On Saturday last it was my birthday. I am now 58 years old. I’m guessing lots of you will be much, much younger than that.
You know what, though? as I’ve got older, I’ve relaxed, become calmer, steadier, much less likely to get stressed or angry (though that might have something to do with being retired and not having to go to work every day), and much, much happier.
Childhood I found fraught and difficult. Teenagerhood was worse. Young adulthood – well, I was married for the first time at 20, and although we have two wonderful grown up daughters, the marriage didn’t work out. Motherhood I loved. Loved it. I fed both my children myself, for a long time, and loved that too.
Working part time while they were younger was hard work but fun. I loved the days off as well as the work days. Working full time while they were older was much much harder. I was always exhausted, and at one point, when I was being badly bullied at work, I had a nervous breakdown.
Now, in my late fifties, retired, very happily married, I love my life. We have five grown up offspring between us, two daughters and three sons. We have five grandchildren, who are just a joy. A small cat lives with us and seems to regard us as “the staff”. She’s lived here since she was an 8 week old kitten, and we love her to bits.
Soon I will be able to knit again, when I’m recovered properly from my last operation. Hubby’s music server, after a frustrating six week hiatus, has arrived, is installed, and working. Thank goodness I back up regularly, or we might have lost his whole music collection.
I’m quite happy for anybody to know how old I am, I really don’t have a problem with ageing. I’m starting to understand why my grandparents used to say “it’ll all pass” or “it’ll all come out in the wash”. Nowadays I’m much better at waiting to see what happens with a problem. If the washing machine leaked, or burst into flames, clearly I’d do something about that straight away, but stuff that can be left, is left, and more often than not just sorts itself out.
There is more time to plan projects (for example the re-decorating and furnishing of the craft room). There’s more time to just sit and have a cup of tea, or sit and think, or look through my knitting magazines and books. Or read – just finished Timeline by Michael Crichton. Excellent. Just discovered there’s a film! hooray! will put it on our list to rent.

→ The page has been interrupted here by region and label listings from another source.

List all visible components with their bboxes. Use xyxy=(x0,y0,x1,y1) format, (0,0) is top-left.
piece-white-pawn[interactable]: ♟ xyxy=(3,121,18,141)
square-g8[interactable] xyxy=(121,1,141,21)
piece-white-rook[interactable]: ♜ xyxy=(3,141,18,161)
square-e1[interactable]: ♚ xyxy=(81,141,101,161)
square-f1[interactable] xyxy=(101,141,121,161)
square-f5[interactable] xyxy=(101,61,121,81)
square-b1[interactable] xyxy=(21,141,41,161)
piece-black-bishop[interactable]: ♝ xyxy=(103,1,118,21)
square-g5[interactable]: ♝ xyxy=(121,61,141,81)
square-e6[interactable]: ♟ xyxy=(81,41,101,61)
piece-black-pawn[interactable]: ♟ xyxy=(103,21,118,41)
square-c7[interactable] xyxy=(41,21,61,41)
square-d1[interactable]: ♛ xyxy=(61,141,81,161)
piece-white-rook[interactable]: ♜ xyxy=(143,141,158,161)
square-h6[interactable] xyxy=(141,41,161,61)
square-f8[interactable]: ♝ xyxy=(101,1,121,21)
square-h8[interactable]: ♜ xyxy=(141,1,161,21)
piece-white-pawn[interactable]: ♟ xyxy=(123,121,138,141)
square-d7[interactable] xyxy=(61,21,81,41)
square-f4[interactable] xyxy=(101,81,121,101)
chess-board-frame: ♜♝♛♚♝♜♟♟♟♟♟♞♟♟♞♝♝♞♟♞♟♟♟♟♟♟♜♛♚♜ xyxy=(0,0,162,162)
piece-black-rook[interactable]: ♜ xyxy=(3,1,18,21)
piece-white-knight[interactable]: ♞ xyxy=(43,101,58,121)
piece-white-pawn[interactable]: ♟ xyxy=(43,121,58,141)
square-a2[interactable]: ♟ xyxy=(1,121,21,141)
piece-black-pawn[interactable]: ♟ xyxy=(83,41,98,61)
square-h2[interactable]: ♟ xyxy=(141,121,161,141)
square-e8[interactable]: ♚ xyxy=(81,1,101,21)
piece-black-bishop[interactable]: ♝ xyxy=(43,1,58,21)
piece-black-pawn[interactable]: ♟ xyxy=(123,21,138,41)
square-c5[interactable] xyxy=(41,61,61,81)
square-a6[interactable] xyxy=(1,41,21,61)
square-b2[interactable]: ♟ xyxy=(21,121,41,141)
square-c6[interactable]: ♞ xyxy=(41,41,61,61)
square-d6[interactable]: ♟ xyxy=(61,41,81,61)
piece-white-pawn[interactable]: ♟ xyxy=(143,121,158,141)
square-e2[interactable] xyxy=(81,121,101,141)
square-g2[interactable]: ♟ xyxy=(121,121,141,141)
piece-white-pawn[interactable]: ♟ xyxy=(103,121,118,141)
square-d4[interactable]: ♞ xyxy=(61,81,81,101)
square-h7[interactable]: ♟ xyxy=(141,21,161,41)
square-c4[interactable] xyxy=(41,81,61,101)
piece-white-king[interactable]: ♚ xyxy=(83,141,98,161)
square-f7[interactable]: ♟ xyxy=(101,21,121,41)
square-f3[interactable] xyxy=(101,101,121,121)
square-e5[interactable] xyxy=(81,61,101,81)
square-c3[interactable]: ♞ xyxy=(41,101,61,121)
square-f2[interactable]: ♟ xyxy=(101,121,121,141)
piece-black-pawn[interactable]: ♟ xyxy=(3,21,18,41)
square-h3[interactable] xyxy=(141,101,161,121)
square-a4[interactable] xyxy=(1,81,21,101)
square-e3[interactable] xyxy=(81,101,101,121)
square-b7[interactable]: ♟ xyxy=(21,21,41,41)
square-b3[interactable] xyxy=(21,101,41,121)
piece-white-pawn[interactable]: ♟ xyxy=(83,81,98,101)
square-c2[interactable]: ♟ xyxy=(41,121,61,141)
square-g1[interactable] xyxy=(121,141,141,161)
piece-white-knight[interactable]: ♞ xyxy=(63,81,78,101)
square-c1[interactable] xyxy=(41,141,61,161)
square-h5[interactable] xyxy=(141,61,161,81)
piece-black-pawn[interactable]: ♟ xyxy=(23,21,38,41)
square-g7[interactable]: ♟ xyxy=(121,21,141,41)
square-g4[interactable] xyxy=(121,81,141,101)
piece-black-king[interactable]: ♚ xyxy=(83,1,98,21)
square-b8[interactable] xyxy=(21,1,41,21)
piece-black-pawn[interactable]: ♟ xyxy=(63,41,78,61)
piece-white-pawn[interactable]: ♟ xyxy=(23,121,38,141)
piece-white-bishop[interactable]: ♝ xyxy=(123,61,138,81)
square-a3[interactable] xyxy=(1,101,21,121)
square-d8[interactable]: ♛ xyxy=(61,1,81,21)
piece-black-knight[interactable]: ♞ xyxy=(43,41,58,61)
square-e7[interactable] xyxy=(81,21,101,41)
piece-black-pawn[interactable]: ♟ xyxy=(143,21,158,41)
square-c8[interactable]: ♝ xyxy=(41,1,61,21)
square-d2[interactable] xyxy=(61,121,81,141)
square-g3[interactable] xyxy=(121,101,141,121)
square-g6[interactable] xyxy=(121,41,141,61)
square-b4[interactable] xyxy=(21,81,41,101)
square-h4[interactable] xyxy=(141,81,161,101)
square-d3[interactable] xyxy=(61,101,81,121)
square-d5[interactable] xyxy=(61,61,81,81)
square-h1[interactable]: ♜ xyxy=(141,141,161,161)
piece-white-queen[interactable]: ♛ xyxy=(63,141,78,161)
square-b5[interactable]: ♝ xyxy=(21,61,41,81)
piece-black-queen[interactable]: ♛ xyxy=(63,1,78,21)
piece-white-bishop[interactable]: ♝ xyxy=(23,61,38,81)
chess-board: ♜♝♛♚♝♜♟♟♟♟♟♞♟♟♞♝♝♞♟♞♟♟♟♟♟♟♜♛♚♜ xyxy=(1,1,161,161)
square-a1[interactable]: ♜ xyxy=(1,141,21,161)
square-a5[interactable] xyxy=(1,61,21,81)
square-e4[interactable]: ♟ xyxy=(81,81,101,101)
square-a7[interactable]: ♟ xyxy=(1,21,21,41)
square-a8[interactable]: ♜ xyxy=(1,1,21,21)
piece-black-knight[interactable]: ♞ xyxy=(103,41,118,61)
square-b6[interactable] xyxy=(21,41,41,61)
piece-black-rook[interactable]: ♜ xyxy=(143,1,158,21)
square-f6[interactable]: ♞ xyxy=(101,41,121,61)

Healthwise – well, there’s a whole can of worms. I used to be quite fit. I would swim 30 lengths a week, easily, sometimes twice. The first time I swam a mile I was 12, the next time I was 30 I think, and then I did another one when I was 42, the latter two for charity. Loved swimming, always have. But now, if I go to a public swimming baths, the chances are that I will get a chest infection. I’m lucky if I don’t, let’s put it that way. So I don’t go swimming any more in public baths. When I get the chance, I swim in the sea, no matter how cold it is.
I do have some arthritis, mostly in my hands. I have had a bad back for 35 years now, and 20 years ago they removed the offending disc, which had prolapsed. That made a huge difference, but I still have to be careful because now there are two vertebrae right up against each other.
Generally, though, apart from the M.E. which is the main problem, and not age-related, I manage ok. I sleep a lot. At least 15 hours a day, sometimes 18. But that’s ok because I’m retired. I can’t do things like vacuuming, or drive for more than 20 minutes at a time. But you don’t want a litany of what’s wrong with me. This started out as how fabulous ageing is. And it is!